British colonialism completed this rupture with bureaucratic efficiency. The colonial state could tolerate Hindu rituals only as depoliticised “religion,” never as sovereign institutions. Temples were stripped of land, festivals were policed, and ritual assemblies were reframed as law-and-order problems. Practices that once regulated power were dismissed as feudal, barbaric, or irrational. The Rajasuya and Ashvamedha had already disappeared centuries earlier; Mamankam was among the last surviving echoes of that tradition—and it too was silenced.
Yet the most insidious phase of erasure came after Independence, particularly in Kerala. Successive communist-led governments, ideologically hostile to civilisational continuity, have played a decisive role in reducing Mamankam—and similar Hindu institutions—to folklore without power. Marxist historiography, by design, struggles to comprehend Hindu political thought, which does not conform to class determinism or materialist causality. As a result, institutions like Mamankam are either reduced to caste conflict narratives or presented as spectacles of irrational violence.
This selective framing is revealing. Kerala’s Left ecosystem claims to champion resistance, yet Hindu resistance traditions are treated with embarrassment or suspicion. The Chavers are rarely honoured as defenders of sovereignty; instead, they are problematised, psychologised, or erased. Temple histories are fragmented, stripped of political meaning, and quarantined within “culture” pages, while the state retains control over temple administration and revenues.
In contrast, global analogues are celebrated. The Kumbh Mela, when recognised by UNESCO, is hailed as intangible heritage—but even here, the political dimension is carefully sanitised. Rarely is it acknowledged that Kumbh historically functioned as a Hindu civilisational council, shaping norms across regions and sects. Similarly, in ancient texts, the Rajasuya was not merely a yajna but a constitutional moment. Modern India, uncomfortable with its own civilisational past, prefers to see these as metaphors rather than institutions.
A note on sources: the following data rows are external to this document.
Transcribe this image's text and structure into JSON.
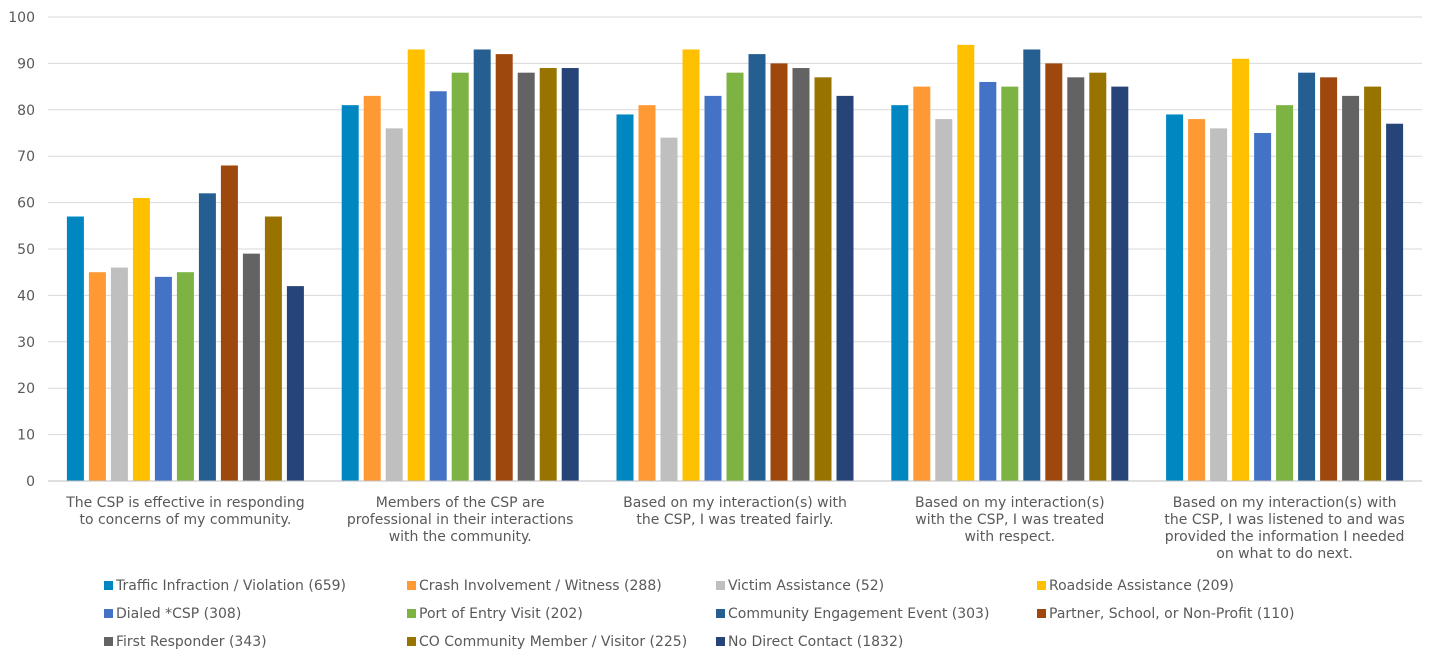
{
  "chart_data": {
    "type": "bar",
    "title": "",
    "xlabel": "",
    "ylabel": "",
    "ylim": [
      0,
      100
    ],
    "yticks": [
      0,
      10,
      20,
      30,
      40,
      50,
      60,
      70,
      80,
      90,
      100
    ],
    "grid": true,
    "legend_position": "bottom",
    "categories": [
      [
        "The CSP is effective in responding",
        "to concerns of my community."
      ],
      [
        "Members of the CSP are",
        "professional in their interactions",
        "with the community."
      ],
      [
        "Based on my interaction(s) with",
        "the CSP, I was treated fairly."
      ],
      [
        "Based on my interaction(s)",
        "with the CSP, I was treated",
        "with respect."
      ],
      [
        "Based on my interaction(s) with",
        "the CSP, I was listened to and was",
        "provided the information I needed",
        "on what to do next."
      ]
    ],
    "series": [
      {
        "name": "Traffic Infraction / Violation (659)",
        "color": "#0087C1",
        "values": [
          57,
          81,
          79,
          81,
          79
        ]
      },
      {
        "name": "Crash Involvement / Witness (288)",
        "color": "#FF9933",
        "values": [
          45,
          83,
          81,
          85,
          78
        ]
      },
      {
        "name": "Victim Assistance (52)",
        "color": "#BFBFBF",
        "values": [
          46,
          76,
          74,
          78,
          76
        ]
      },
      {
        "name": "Roadside Assistance (209)",
        "color": "#FFC000",
        "values": [
          61,
          93,
          93,
          94,
          91
        ]
      },
      {
        "name": "Dialed *CSP (308)",
        "color": "#4472C4",
        "values": [
          44,
          84,
          83,
          86,
          75
        ]
      },
      {
        "name": "Port of Entry Visit (202)",
        "color": "#7CB342",
        "values": [
          45,
          88,
          88,
          85,
          81
        ]
      },
      {
        "name": "Community Engagement Event (303)",
        "color": "#255E91",
        "values": [
          62,
          93,
          92,
          93,
          88
        ]
      },
      {
        "name": "Partner, School, or Non-Profit (110)",
        "color": "#9E480E",
        "values": [
          68,
          92,
          90,
          90,
          87
        ]
      },
      {
        "name": "First Responder (343)",
        "color": "#636363",
        "values": [
          49,
          88,
          89,
          87,
          83
        ]
      },
      {
        "name": "CO Community Member / Visitor (225)",
        "color": "#997300",
        "values": [
          57,
          89,
          87,
          88,
          85
        ]
      },
      {
        "name": "No Direct Contact (1832)",
        "color": "#264478",
        "values": [
          42,
          89,
          83,
          85,
          77
        ]
      }
    ],
    "grid_color": "#D9D9D9",
    "axis_color": "#BFBFBF",
    "text_color": "#595959"
  }
}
What emerges is a pattern: Hindu sovereignty rituals are acceptable only when emptied of authority. They may survive as tourism, spirituality, or anthropology—but never as frameworks of political legitimacy. This is the final stage of civilisational dismantling, where memory itself is controlled.
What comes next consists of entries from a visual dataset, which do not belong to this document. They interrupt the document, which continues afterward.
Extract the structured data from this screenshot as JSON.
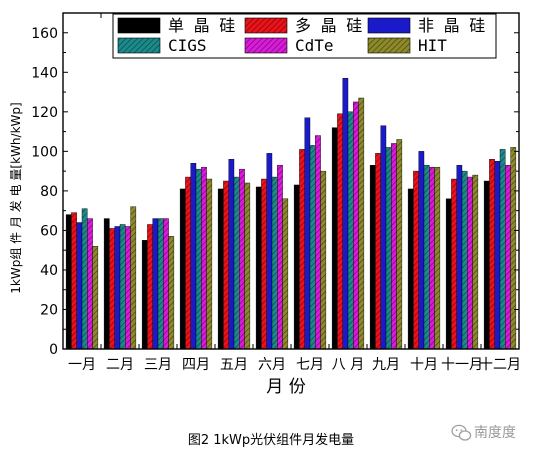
{
  "chart_data": {
    "type": "bar",
    "xlabel": "月 份",
    "ylabel": "1kWp组 件 月 发 电 量[kWh/kWp]",
    "ylim": [
      0,
      170
    ],
    "yticks": [
      0,
      20,
      40,
      60,
      80,
      100,
      120,
      140,
      160
    ],
    "grid": false,
    "legend_position": "top",
    "categories": [
      "一月",
      "二月",
      "三月",
      "四月",
      "五月",
      "六月",
      "七月",
      "八 月",
      "九月",
      "十月",
      "十一月",
      "十二月"
    ],
    "series": [
      {
        "name": "单 晶 硅",
        "color": "#000000",
        "values": [
          68,
          66,
          55,
          81,
          81,
          82,
          83,
          112,
          93,
          81,
          76,
          85
        ]
      },
      {
        "name": "多 晶 硅",
        "color": "#e8141c",
        "values": [
          69,
          61,
          63,
          87,
          85,
          86,
          101,
          119,
          99,
          90,
          86,
          96
        ]
      },
      {
        "name": "非 晶 硅",
        "color": "#1a1ac8",
        "values": [
          64,
          62,
          66,
          94,
          96,
          99,
          117,
          137,
          113,
          100,
          93,
          95
        ]
      },
      {
        "name": "CIGS",
        "color": "#1a8a8a",
        "values": [
          71,
          63,
          66,
          91,
          87,
          87,
          103,
          120,
          102,
          93,
          90,
          101
        ]
      },
      {
        "name": "CdTe",
        "color": "#d81cd8",
        "values": [
          66,
          62,
          66,
          92,
          91,
          93,
          108,
          125,
          104,
          92,
          87,
          93
        ]
      },
      {
        "name": "HIT",
        "color": "#8c8a2a",
        "values": [
          52,
          72,
          57,
          86,
          84,
          76,
          90,
          127,
          106,
          92,
          88,
          102
        ]
      }
    ]
  },
  "caption": "图2 1kWp光伏组件月发电量",
  "watermark": "南度度",
  "watermark_icon": "wechat-icon"
}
Reclaiming Mamankam, therefore, is not about romantic revivalism. It is about intellectual decolonisation. It requires recognising that Bharat possessed sophisticated, decentralised, ritual-based systems of governance long before Western political theory arrived. These systems balanced power with dharma, violence with sacrifice, and authority with public scrutiny.
When Mamankam is placed alongside Kumbh, Rajasuya, and Ashvamedha, a coherent picture emerges: Hindu society did not lack political thought; it possessed a different political ontology. Its institutions were cyclical, symbolic, and sacred—yet no less real or effective. Their destruction was not progress; it was displacement.
For Kerala in particular, recovering Mamankam’s civilisational meaning is an act of resistance against ideological amnesia. It challenges the assumption that modernity arrived only through colonial or Marxist frameworks. It asserts that Hindu society once governed itself through institutions that integrated land, ritual, honour, and sacrifice.
Mamankam’s silence, then, is not merely historical—it is political. And breaking that silence is essential if Bharat is to reclaim not just its festivals, but its civilisational confidence.